Corona is a phenomenon that has the capability for degrading insulators, and causing systems to fail. In this discussion, formulas are provided to calculate the voltage at which corona occurs, and a mention is made of a useful application for corona.
What is Corona?
Corona, also known as partial discharge, is a type of localized emission resulting from transient gaseous ionization in an insulation system when the voltage stress, i.e., voltage gradient, exceeds a critical value.
The ionization is usually localized over only a portion of the distance between the electrodes of the system. Corona can occur within voids in insulators as well as at the conductor/insulator interface.
Corona Inception
Corona inception voltage is the lowest voltage at which continuous corona of specified pulse amplitude occurs as the applied voltage is gradually increased. Corona inception voltage decreases as the frequency of the applied voltage increases. Corona can occur in applications as low as 300V.
Corona Extinction
Corona extinction voltage is the highest voltage at which continuous corona of specified pulse amplitude no longer occurs as the applied voltage is gradually decreased from above the corona inception value. Thus, once corona starts, the voltage must be decreased to get it to stop.
Corona Detection
Corona can be visible in the form of light, typically a purple glow, as corona generally consists of micro arcs. Darkening the environment can help to visualize the corona. We once attached a camera (set to a long exposure time) to a viewing window in a vacuum chamber to confirm that corona was indeed occurring, and thereby confirming our suspicions.
You can often hear corona hissing or cracking. Thus, stethoscopes or ultrasonic detectors (assuming you can place them in a safe location) can be used to find corona. In addition, you can sometimes smell the presence of ozone that was produced by the corona.
The corona discharges in insulation systems result in voltage transients. These pulses are superimposed on the applied voltage and may be detected, which is precisely what corona detection equipment looks for. In its most basic form, the following diagram is a corona (or partial discharge) measuring system:
It is important that the voltage source and the coupling capacitor exhibit low noise so as not to obscure the corona. In its simplest form the pulse detection network is a resistor monitored by an oscilloscope. Don’t dismiss this simple technique as crude, as we once used this method to observe the presence of corona in an improperly terminated high voltage connector, even after a dedicated corona tester failed to find any. Commercially available corona detectors include electronic types (as above) as well as ultrasonic types.
Corona Effects
The presence of corona can reduce the reliability of a system by degrading insulation. While corona is a low energy process, over long periods of time, it can substantially degrade insulators, causing a system to fail due to dielectric breakdown. The effects of corona are cumulative and permanent, and failure can occur without warning. Corona causes:
• Light
• Ultraviolet radiation
• Sound (hissing, or cracking as caused by explosive gas expansions)
• Ozone
• Nitric and various other acids
• Salts, sometimes seen as white powder deposits
• Other chemicals, depending on the insulator material
• Mechanical erosion of surfaces by ion bombardment
• Heat (although generally very little, and primarily in the insulator)
• Carbon deposits, thereby creating a path for severe arcing
Corona Calculations
The following corona calculations are from Dielectric Phenomena in High Voltage Engineering, F.W. Peek, 1929
For Concentric Cylinders in Air:
• Corona will not form when
RO / RI < 2.718. (Arcing will occur instead when the voltage is too high.)
For Parallel Wires in Air:
• Corona will not form when
X / r < 5.85. (Arcing will occur instead when the voltage is too high.)
For Equal Spheres in Air:
• Corona will not form when
X / R < 2.04. (Arcing will occur instead when the voltage is too high.)
• Arcing difficult to avoid when
X / R < 8
Where
RO = Radius of outer concentric sphere
RI = Radius of inner concentric sphere
R = Sphere radius
r = wire radius
X = Distance between wires or between spheres
Corona Prevention
Corona can be avoided by minimizing the voltage stress and electric field gradient.

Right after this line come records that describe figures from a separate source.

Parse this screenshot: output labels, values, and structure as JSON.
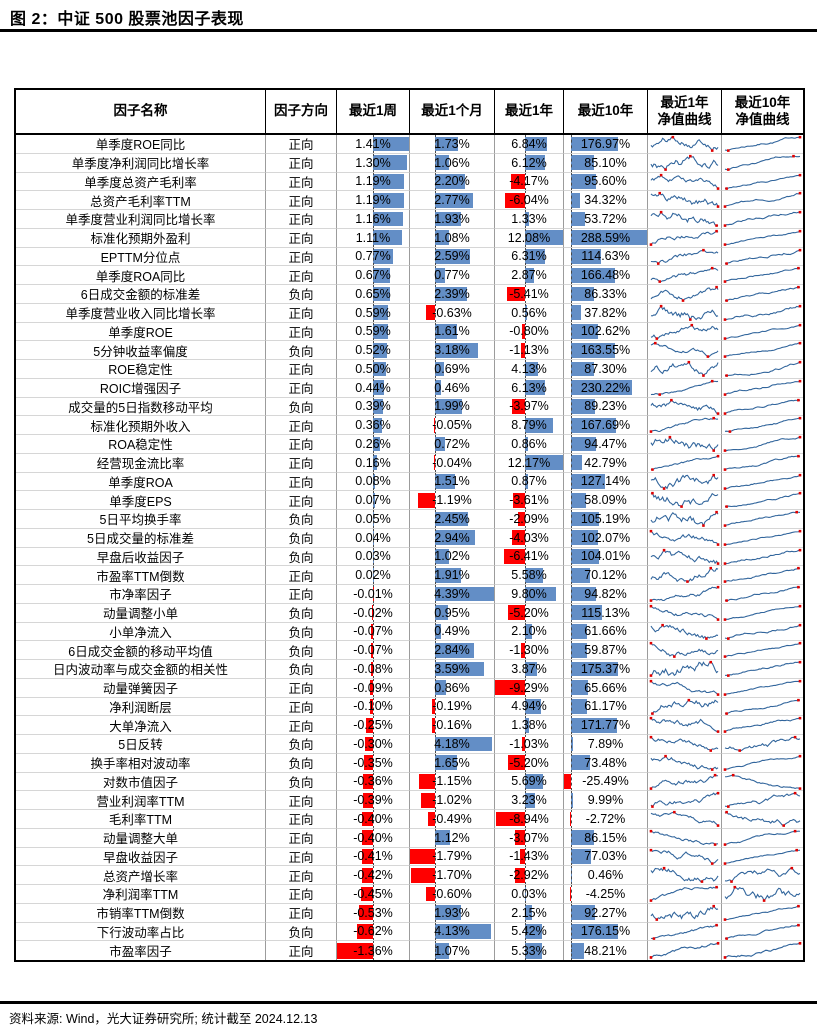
{
  "title": "图 2：中证 500 股票池因子表现",
  "footer": "资料来源: Wind，光大证券研究所; 统计截至 2024.12.13",
  "colors": {
    "bar_positive": "#638EC6",
    "bar_negative": "#FF0000",
    "sparkline_line": "#31659C",
    "sparkline_marker": "#E00000",
    "rule": "#000000"
  },
  "table": {
    "headers": [
      "因子名称",
      "因子方向",
      "最近1周",
      "最近1个月",
      "最近1年",
      "最近10年",
      "最近1年\n净值曲线",
      "最近10年\n净值曲线"
    ],
    "rows": [
      {
        "name": "单季度ROE同比",
        "dir": "正向",
        "w1": "1.41%",
        "m1": "1.73%",
        "y1": "6.84%",
        "y10": "176.97%"
      },
      {
        "name": "单季度净利润同比增长率",
        "dir": "正向",
        "w1": "1.30%",
        "m1": "1.06%",
        "y1": "6.12%",
        "y10": "85.10%"
      },
      {
        "name": "单季度总资产毛利率",
        "dir": "正向",
        "w1": "1.19%",
        "m1": "2.20%",
        "y1": "-4.17%",
        "y10": "95.60%"
      },
      {
        "name": "总资产毛利率TTM",
        "dir": "正向",
        "w1": "1.19%",
        "m1": "2.77%",
        "y1": "-6.04%",
        "y10": "34.32%"
      },
      {
        "name": "单季度营业利润同比增长率",
        "dir": "正向",
        "w1": "1.16%",
        "m1": "1.93%",
        "y1": "1.33%",
        "y10": "53.72%"
      },
      {
        "name": "标准化预期外盈利",
        "dir": "正向",
        "w1": "1.11%",
        "m1": "1.08%",
        "y1": "12.08%",
        "y10": "288.59%"
      },
      {
        "name": "EPTTM分位点",
        "dir": "正向",
        "w1": "0.77%",
        "m1": "2.59%",
        "y1": "6.31%",
        "y10": "114.63%"
      },
      {
        "name": "单季度ROA同比",
        "dir": "正向",
        "w1": "0.67%",
        "m1": "0.77%",
        "y1": "2.87%",
        "y10": "166.48%"
      },
      {
        "name": "6日成交金额的标准差",
        "dir": "负向",
        "w1": "0.65%",
        "m1": "2.39%",
        "y1": "-5.41%",
        "y10": "86.33%"
      },
      {
        "name": "单季度营业收入同比增长率",
        "dir": "正向",
        "w1": "0.59%",
        "m1": "-0.63%",
        "y1": "0.56%",
        "y10": "37.82%"
      },
      {
        "name": "单季度ROE",
        "dir": "正向",
        "w1": "0.59%",
        "m1": "1.61%",
        "y1": "-0.80%",
        "y10": "102.62%"
      },
      {
        "name": "5分钟收益率偏度",
        "dir": "负向",
        "w1": "0.52%",
        "m1": "3.18%",
        "y1": "-1.13%",
        "y10": "163.55%"
      },
      {
        "name": "ROE稳定性",
        "dir": "正向",
        "w1": "0.50%",
        "m1": "0.69%",
        "y1": "4.13%",
        "y10": "87.30%"
      },
      {
        "name": "ROIC增强因子",
        "dir": "正向",
        "w1": "0.44%",
        "m1": "0.46%",
        "y1": "6.13%",
        "y10": "230.22%"
      },
      {
        "name": "成交量的5日指数移动平均",
        "dir": "负向",
        "w1": "0.39%",
        "m1": "1.99%",
        "y1": "-3.97%",
        "y10": "89.23%"
      },
      {
        "name": "标准化预期外收入",
        "dir": "正向",
        "w1": "0.36%",
        "m1": "-0.05%",
        "y1": "8.79%",
        "y10": "167.69%"
      },
      {
        "name": "ROA稳定性",
        "dir": "正向",
        "w1": "0.26%",
        "m1": "0.72%",
        "y1": "0.86%",
        "y10": "94.47%"
      },
      {
        "name": "经营现金流比率",
        "dir": "正向",
        "w1": "0.16%",
        "m1": "-0.04%",
        "y1": "12.17%",
        "y10": "42.79%"
      },
      {
        "name": "单季度ROA",
        "dir": "正向",
        "w1": "0.08%",
        "m1": "1.51%",
        "y1": "0.87%",
        "y10": "127.14%"
      },
      {
        "name": "单季度EPS",
        "dir": "正向",
        "w1": "0.07%",
        "m1": "-1.19%",
        "y1": "-3.61%",
        "y10": "58.09%"
      },
      {
        "name": "5日平均换手率",
        "dir": "负向",
        "w1": "0.05%",
        "m1": "2.45%",
        "y1": "-2.09%",
        "y10": "105.19%"
      },
      {
        "name": "5日成交量的标准差",
        "dir": "负向",
        "w1": "0.04%",
        "m1": "2.94%",
        "y1": "-4.03%",
        "y10": "102.07%"
      },
      {
        "name": "早盘后收益因子",
        "dir": "负向",
        "w1": "0.03%",
        "m1": "1.02%",
        "y1": "-6.41%",
        "y10": "104.01%"
      },
      {
        "name": "市盈率TTM倒数",
        "dir": "正向",
        "w1": "0.02%",
        "m1": "1.91%",
        "y1": "5.58%",
        "y10": "70.12%"
      },
      {
        "name": "市净率因子",
        "dir": "正向",
        "w1": "-0.01%",
        "m1": "4.39%",
        "y1": "9.80%",
        "y10": "94.82%"
      },
      {
        "name": "动量调整小单",
        "dir": "负向",
        "w1": "-0.02%",
        "m1": "0.95%",
        "y1": "-5.20%",
        "y10": "115.13%"
      },
      {
        "name": "小单净流入",
        "dir": "负向",
        "w1": "-0.07%",
        "m1": "0.49%",
        "y1": "2.10%",
        "y10": "61.66%"
      },
      {
        "name": "6日成交金额的移动平均值",
        "dir": "负向",
        "w1": "-0.07%",
        "m1": "2.84%",
        "y1": "-1.30%",
        "y10": "59.87%"
      },
      {
        "name": "日内波动率与成交金额的相关性",
        "dir": "负向",
        "w1": "-0.08%",
        "m1": "3.59%",
        "y1": "3.87%",
        "y10": "175.37%"
      },
      {
        "name": "动量弹簧因子",
        "dir": "正向",
        "w1": "-0.09%",
        "m1": "0.86%",
        "y1": "-9.29%",
        "y10": "65.66%"
      },
      {
        "name": "净利润断层",
        "dir": "正向",
        "w1": "-0.10%",
        "m1": "-0.19%",
        "y1": "4.94%",
        "y10": "61.17%"
      },
      {
        "name": "大单净流入",
        "dir": "正向",
        "w1": "-0.25%",
        "m1": "-0.16%",
        "y1": "1.38%",
        "y10": "171.77%"
      },
      {
        "name": "5日反转",
        "dir": "负向",
        "w1": "-0.30%",
        "m1": "4.18%",
        "y1": "-1.03%",
        "y10": "7.89%"
      },
      {
        "name": "换手率相对波动率",
        "dir": "负向",
        "w1": "-0.35%",
        "m1": "1.65%",
        "y1": "-5.20%",
        "y10": "73.48%"
      },
      {
        "name": "对数市值因子",
        "dir": "负向",
        "w1": "-0.36%",
        "m1": "-1.15%",
        "y1": "5.69%",
        "y10": "-25.49%"
      },
      {
        "name": "营业利润率TTM",
        "dir": "正向",
        "w1": "-0.39%",
        "m1": "-1.02%",
        "y1": "3.23%",
        "y10": "9.99%"
      },
      {
        "name": "毛利率TTM",
        "dir": "正向",
        "w1": "-0.40%",
        "m1": "-0.49%",
        "y1": "-8.94%",
        "y10": "-2.72%"
      },
      {
        "name": "动量调整大单",
        "dir": "正向",
        "w1": "-0.40%",
        "m1": "1.12%",
        "y1": "-3.07%",
        "y10": "86.15%"
      },
      {
        "name": "早盘收益因子",
        "dir": "正向",
        "w1": "-0.41%",
        "m1": "-1.79%",
        "y1": "-1.43%",
        "y10": "77.03%"
      },
      {
        "name": "总资产增长率",
        "dir": "正向",
        "w1": "-0.42%",
        "m1": "-1.70%",
        "y1": "-2.92%",
        "y10": "0.46%"
      },
      {
        "name": "净利润率TTM",
        "dir": "正向",
        "w1": "-0.45%",
        "m1": "-0.60%",
        "y1": "0.03%",
        "y10": "-4.25%"
      },
      {
        "name": "市销率TTM倒数",
        "dir": "正向",
        "w1": "-0.53%",
        "m1": "1.93%",
        "y1": "2.15%",
        "y10": "92.27%"
      },
      {
        "name": "下行波动率占比",
        "dir": "负向",
        "w1": "-0.62%",
        "m1": "4.13%",
        "y1": "5.42%",
        "y10": "176.15%"
      },
      {
        "name": "市盈率因子",
        "dir": "正向",
        "w1": "-1.36%",
        "m1": "1.07%",
        "y1": "5.33%",
        "y10": "48.21%"
      }
    ]
  }
}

This is accomplished by using utilizing good high voltage design practices, i.e., maximizing the distance between conductors that have large voltage differentials, using conductors with large radii, and avoiding parts that have sharp points or sharp edges. Corona inception voltage can sometimes be increased by using a surface treatment, such as a semiconductor layer, high voltage putty or corona dope. Also, use a good, homogeneous insulator. Void free solids, such as properly prepared silicone and epoxy potting materials work well. If you are limited to using air as your insulator, then you are left with geometry as the critical parameter.
Finally, ensure that steps are taken to reduce or eliminate unwanted voltage transients, which can cause corona to start.